John L. Austin suppose que toute énonciation est destinée à la communication. Mais dans le cas du speech act (acte de langage), ce qui est communiqué présente certaines particularités. Il ne s'agit pas d'un jugement du type vrai/faux (constatif), mais d'un mouvement qui produit ou transforme une situation (performatif). Austin parle d'illocutionary ou perlocutionary force. Mais, explique Derrida, lorsqu'il s'interroge sur les conditions de réussite ou d'échec de cette force, la problématique de la communication s'avère insuffisante.

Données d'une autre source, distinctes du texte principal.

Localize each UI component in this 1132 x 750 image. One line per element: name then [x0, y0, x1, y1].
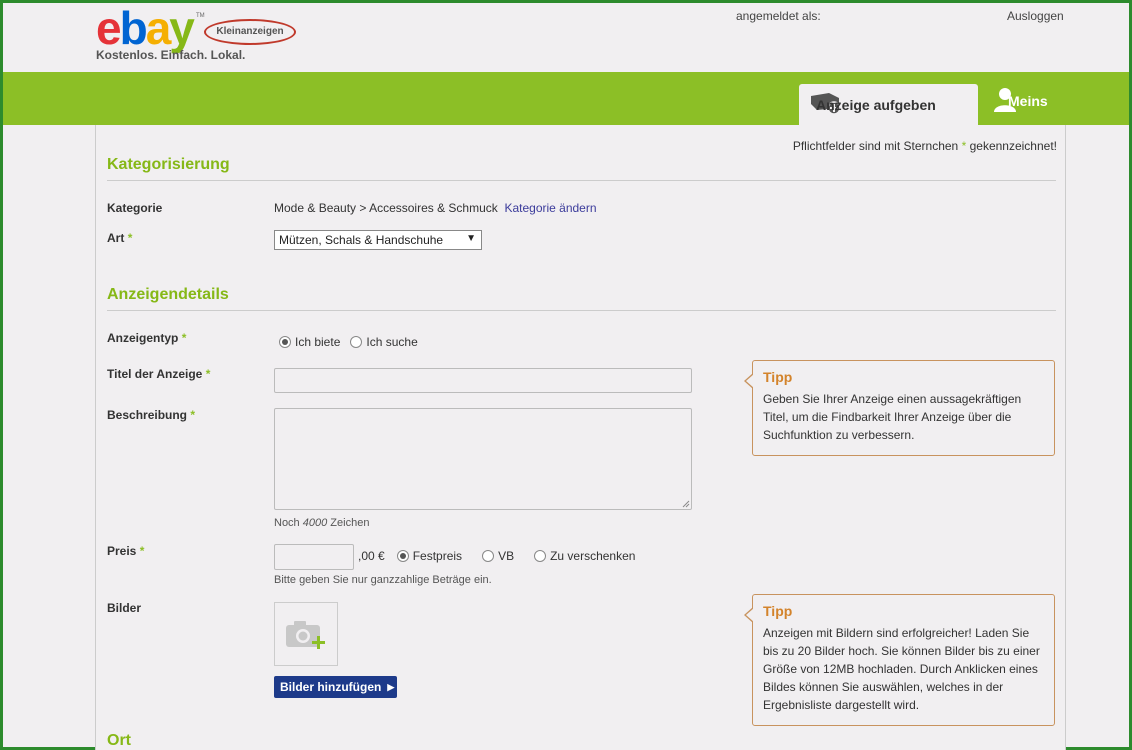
ebay-wordmark: ebay [96, 2, 195, 54]
tab-post-ad-label: Anzeige aufgeben [816, 96, 936, 113]
price-hint: Bitte geben Sie nur ganzzahlige Beträge … [274, 574, 492, 586]
radio-give-away[interactable] [534, 550, 547, 562]
description-textarea[interactable] [274, 408, 692, 510]
tab-meins-label: Meins [1008, 93, 1048, 109]
radio-offer[interactable] [279, 336, 291, 348]
ebay-kleinanzeigen-logo[interactable]: ebay TM Kleinanzeigen [96, 2, 306, 54]
tab-post-ad[interactable]: Anzeige aufgeben [799, 84, 978, 125]
section-location-title: Ort [107, 732, 131, 749]
logout-link[interactable]: Ausloggen [1007, 9, 1064, 23]
divider [107, 310, 1056, 311]
adtype-options: Ich biete Ich suche [279, 335, 418, 349]
logged-in-label: angemeldet als: [736, 9, 821, 23]
category-label: Kategorie [107, 201, 163, 215]
price-label: Preis * [107, 544, 145, 558]
radio-fixed-price[interactable] [396, 550, 409, 562]
camera-add-icon [286, 621, 325, 649]
chevron-down-icon: ▼ [466, 233, 476, 244]
category-path: Mode & Beauty > Accessoires & Schmuck Ka… [274, 201, 597, 215]
adtype-label: Anzeigentyp * [107, 331, 187, 345]
chars-remaining: Noch 4000 Zeichen [274, 517, 370, 529]
tip-title: Tipp Geben Sie Ihrer Anzeige einen aussa… [744, 360, 1055, 456]
tip-images: Tipp Anzeigen mit Bildern sind erfolgrei… [744, 594, 1055, 726]
image-upload-box[interactable] [274, 602, 338, 666]
title-label: Titel der Anzeige * [107, 367, 211, 381]
resize-handle-icon[interactable] [682, 500, 690, 508]
add-images-button[interactable]: Bilder hinzufügen ▶ [274, 676, 397, 698]
header: ebay TM Kleinanzeigen Kostenlos. Einfach… [3, 2, 1129, 72]
nav-bar: Anzeige aufgeben Meins [3, 72, 1129, 125]
title-input[interactable] [274, 368, 692, 393]
arrow-right-icon: ▶ [387, 681, 395, 692]
change-category-link[interactable]: Kategorie ändern [504, 201, 596, 215]
price-options: ,00 € Festpreis VB Zu verschenken [358, 549, 636, 563]
type-label: Art * [107, 231, 133, 245]
tip-text: Geben Sie Ihrer Anzeige einen aussagekrä… [763, 392, 1022, 442]
tip-text: Anzeigen mit Bildern sind erfolgreicher!… [763, 626, 1040, 712]
tip-heading: Tipp [763, 369, 793, 385]
tab-meins[interactable]: Meins [993, 86, 1048, 116]
section-categorization-title: Kategorisierung [107, 156, 230, 173]
required-fields-note: Pflichtfelder sind mit Sternchen * geken… [792, 139, 1057, 153]
price-input[interactable] [274, 544, 354, 570]
kleinanzeigen-badge: Kleinanzeigen [204, 19, 296, 45]
radio-vb[interactable] [482, 550, 495, 562]
description-label: Beschreibung * [107, 408, 196, 422]
price-suffix: ,00 € [358, 549, 385, 563]
images-label: Bilder [107, 601, 142, 615]
section-details-title: Anzeigendetails [107, 286, 229, 303]
type-select[interactable]: Mützen, Schals & Handschuhe ▼ [274, 230, 482, 250]
tip-heading: Tipp [763, 603, 793, 619]
tagline: Kostenlos. Einfach. Lokal. [96, 48, 246, 62]
radio-search[interactable] [350, 336, 363, 348]
divider [107, 180, 1056, 181]
ad-form: Pflichtfelder sind mit Sternchen * geken… [95, 125, 1066, 750]
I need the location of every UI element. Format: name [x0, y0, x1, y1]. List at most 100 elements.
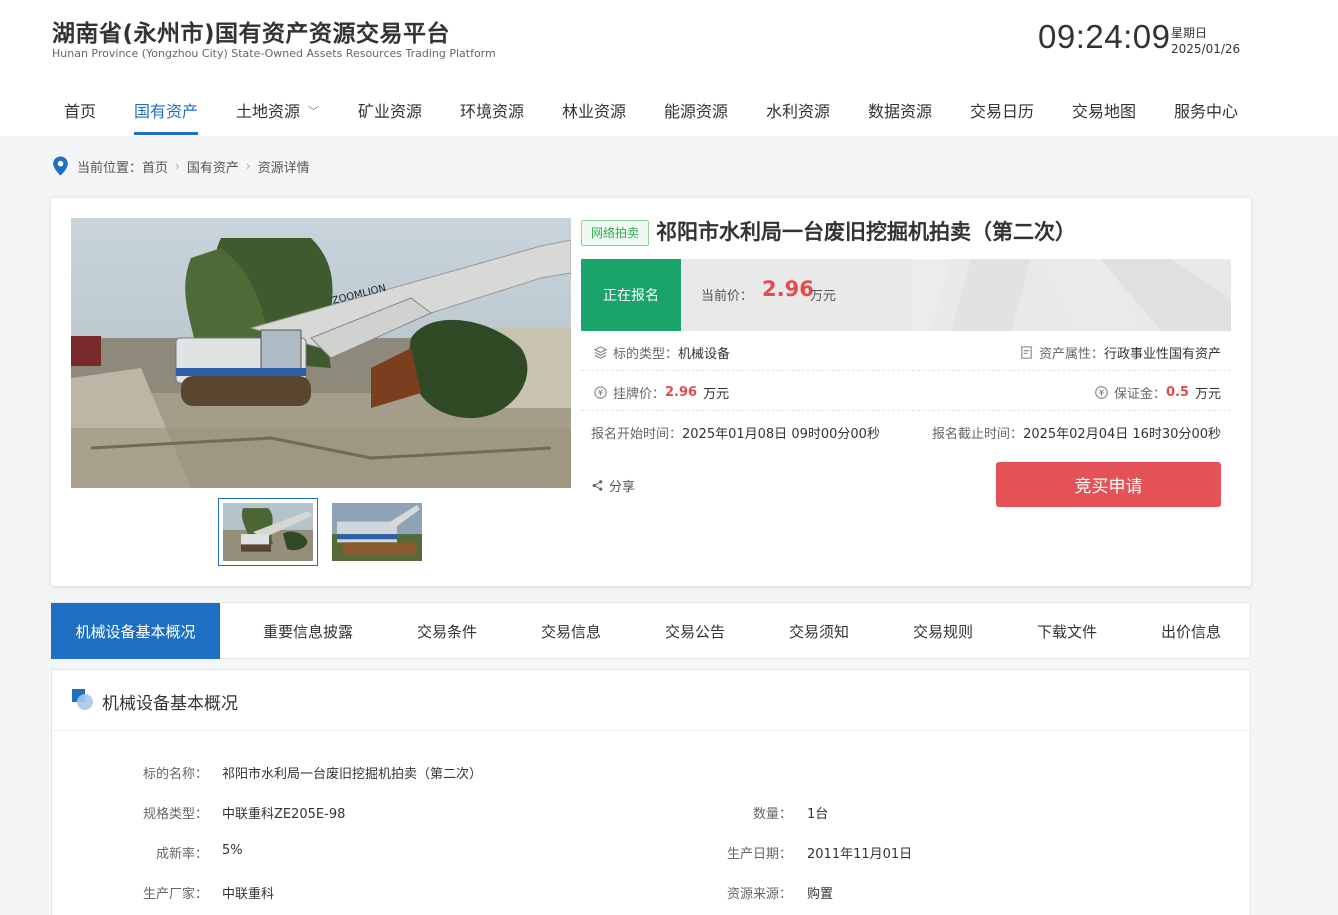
share-icon: [592, 480, 603, 491]
thumbnail-image: [332, 503, 422, 561]
spec-label: 规格类型：: [142, 807, 208, 822]
tab-notice[interactable]: 交易须知: [778, 603, 860, 659]
layers-icon: [593, 346, 608, 359]
tab-downloads[interactable]: 下载文件: [1026, 603, 1108, 659]
nav-item-mining[interactable]: 矿业资源: [358, 98, 422, 122]
nav-item-energy[interactable]: 能源资源: [664, 98, 728, 122]
main-photo[interactable]: ZOOMLION: [71, 218, 571, 488]
resource-source-value: 购置: [807, 887, 834, 902]
deposit-value: 0.5: [1165, 385, 1189, 400]
list-price: 挂牌价： 2.96 万元: [593, 383, 729, 402]
breadcrumb-current: 资源详情: [257, 160, 310, 176]
equipment-overview-panel: 机械设备基本概况 标的名称： 祁阳市水利局一台废旧挖掘机拍卖（第二次） 规格类型…: [51, 669, 1251, 915]
nav-item-calendar[interactable]: 交易日历: [970, 98, 1034, 122]
site-title[interactable]: 湖南省(永州市)国有资产资源交易平台: [52, 14, 450, 48]
current-price-value: 2.96: [762, 277, 814, 301]
nav-item-land[interactable]: 土地资源 ﹀: [236, 98, 319, 122]
clock-time: 09:24:09: [1038, 18, 1171, 55]
asset-attribute-value: 行政事业性国有资产: [1103, 347, 1221, 362]
newness-value: 5%: [222, 843, 243, 858]
tab-announcement[interactable]: 交易公告: [654, 603, 736, 659]
site-subtitle: Hunan Province (Yongzhou City) State-Own…: [52, 47, 496, 60]
detail-tabs: 机械设备基本概况 重要信息披露 交易条件 交易信息 交易公告 交易须知 交易规则…: [51, 602, 1251, 659]
clock-date: 2025/01/26: [1171, 42, 1241, 56]
breadcrumb-prefix: 当前位置：: [77, 160, 143, 176]
price-tag-icon: [594, 386, 607, 399]
signup-start-value: 2025年01月08日 09时00分00秒: [682, 427, 880, 442]
production-date-value: 2011年11月01日: [807, 847, 913, 862]
nav-item-data[interactable]: 数据资源: [868, 98, 932, 122]
signup-end-value: 2025年02月04日 16时30分00秒: [1023, 427, 1221, 442]
signup-end: 报名截止时间： 2025年02月04日 16时30分00秒: [932, 423, 1221, 442]
auction-type-badge: 网络拍卖: [581, 220, 650, 246]
site-header: 湖南省(永州市)国有资产资源交易平台 Hunan Province (Yongz…: [0, 0, 1338, 136]
list-price-value: 2.96: [665, 385, 698, 400]
share-label: 分享: [609, 480, 636, 495]
nav-item-water[interactable]: 水利资源: [766, 98, 830, 122]
spec-value: 中联重科ZE205E-98: [222, 807, 346, 822]
decorative-pattern: [911, 259, 1231, 331]
deposit: 保证金： 0.5 万元: [1094, 383, 1221, 402]
item-type-label: 标的类型：: [613, 347, 679, 362]
item-title: 祁阳市水利局一台废旧挖掘机拍卖（第二次）: [656, 220, 1076, 244]
resource-source-label: 资源来源：: [726, 887, 792, 902]
production-date-label: 生产日期：: [726, 847, 792, 862]
panel-header: 机械设备基本概况: [52, 670, 1250, 731]
main-nav: 首页 国有资产 土地资源 ﹀ 矿业资源 环境资源 林业资源 能源资源 水利资源 数…: [0, 88, 1338, 136]
current-price-unit: 万元: [810, 289, 837, 304]
tab-trade-info[interactable]: 交易信息: [530, 603, 612, 659]
breadcrumb: 当前位置： 首页 › 国有资产 › 资源详情: [52, 155, 310, 177]
current-price-label: 当前价：: [701, 289, 754, 304]
info-row-price: 挂牌价： 2.96 万元 保证金： 0.5 万元: [581, 371, 1231, 411]
tab-trade-conditions[interactable]: 交易条件: [406, 603, 488, 659]
signup-start: 报名开始时间： 2025年01月08日 09时00分00秒: [591, 423, 880, 442]
info-row-dates: 报名开始时间： 2025年01月08日 09时00分00秒 报名截止时间： 2025…: [581, 411, 1231, 451]
breadcrumb-home[interactable]: 首页: [142, 157, 168, 176]
nav-item-forestry[interactable]: 林业资源: [562, 98, 626, 122]
newness-label: 成新率：: [155, 847, 208, 862]
chevron-right-icon: ›: [175, 159, 180, 173]
thumbnail-2[interactable]: [327, 498, 427, 566]
tab-disclosure[interactable]: 重要信息披露: [250, 603, 366, 659]
status-badge: 正在报名: [581, 259, 681, 331]
deposit-unit: 万元: [1194, 387, 1221, 402]
share-button[interactable]: 分享: [591, 476, 635, 495]
quantity-value: 1台: [807, 807, 829, 822]
excavator-photo: ZOOMLION: [71, 218, 571, 488]
asset-attribute: 资产属性： 行政事业性国有资产: [1019, 343, 1221, 362]
item-name-value: 祁阳市水利局一台废旧挖掘机拍卖（第二次）: [222, 767, 483, 782]
chevron-right-icon: ›: [245, 159, 251, 173]
nav-item-service[interactable]: 服务中心: [1174, 98, 1238, 122]
price-bar: 正在报名 当前价： 2.96 万元: [581, 259, 1231, 331]
item-type-value: 机械设备: [678, 347, 731, 362]
signup-end-label: 报名截止时间：: [932, 427, 1024, 442]
deposit-icon: [1095, 386, 1108, 399]
nav-item-land-label: 土地资源: [236, 102, 301, 121]
quantity-label: 数量：: [752, 807, 792, 822]
tab-rules[interactable]: 交易规则: [902, 603, 984, 659]
nav-item-home[interactable]: 首页: [64, 98, 96, 122]
nav-item-state-assets[interactable]: 国有资产: [134, 98, 198, 122]
breadcrumb-state-assets[interactable]: 国有资产: [187, 157, 239, 176]
chevron-down-icon: ﹀: [308, 105, 320, 118]
asset-attribute-label: 资产属性：: [1038, 347, 1104, 362]
deposit-label: 保证金：: [1113, 387, 1166, 402]
signup-start-label: 报名开始时间：: [591, 427, 683, 442]
list-price-unit: 万元: [703, 387, 730, 402]
info-row-type: 标的类型： 机械设备 资产属性： 行政事业性国有资产: [581, 331, 1231, 371]
nav-item-environment[interactable]: 环境资源: [460, 98, 524, 122]
item-name-label: 标的名称：: [142, 767, 208, 782]
location-pin-icon: [53, 156, 68, 176]
tab-equipment-overview[interactable]: 机械设备基本概况: [51, 603, 220, 659]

On ne pourra jamais faire une liste complète des éléments qui pourraient faire échouer un rite ou un acte de langage, et on ne pourra jamais non plus être absolument sûr qu'une certaine intention ou une conscience, dans un certain contexte, produisent cet effet. Pourquoi? Parce que, dans les situations effectives où des actes de langage sont émis, une maîtrise intentionnelle complète, dans un contexte absolument déterminé, est impossible. Citation : "La présence consciente et intentionnelle [des locuteurs] implique téléologiquement qu'aucun reste n'échappe à la totalisation présente. Aucun reste, ni dans la définition des conventions requises, ni dans le contexte interne et linguistique, ni dans la forme grammaticale ni dans la détermination sémantique des mots employés; aucune polysémie irréductible, c'est-à-dire aucune "dissémination" échappant à l'horizon de l'unité du sens".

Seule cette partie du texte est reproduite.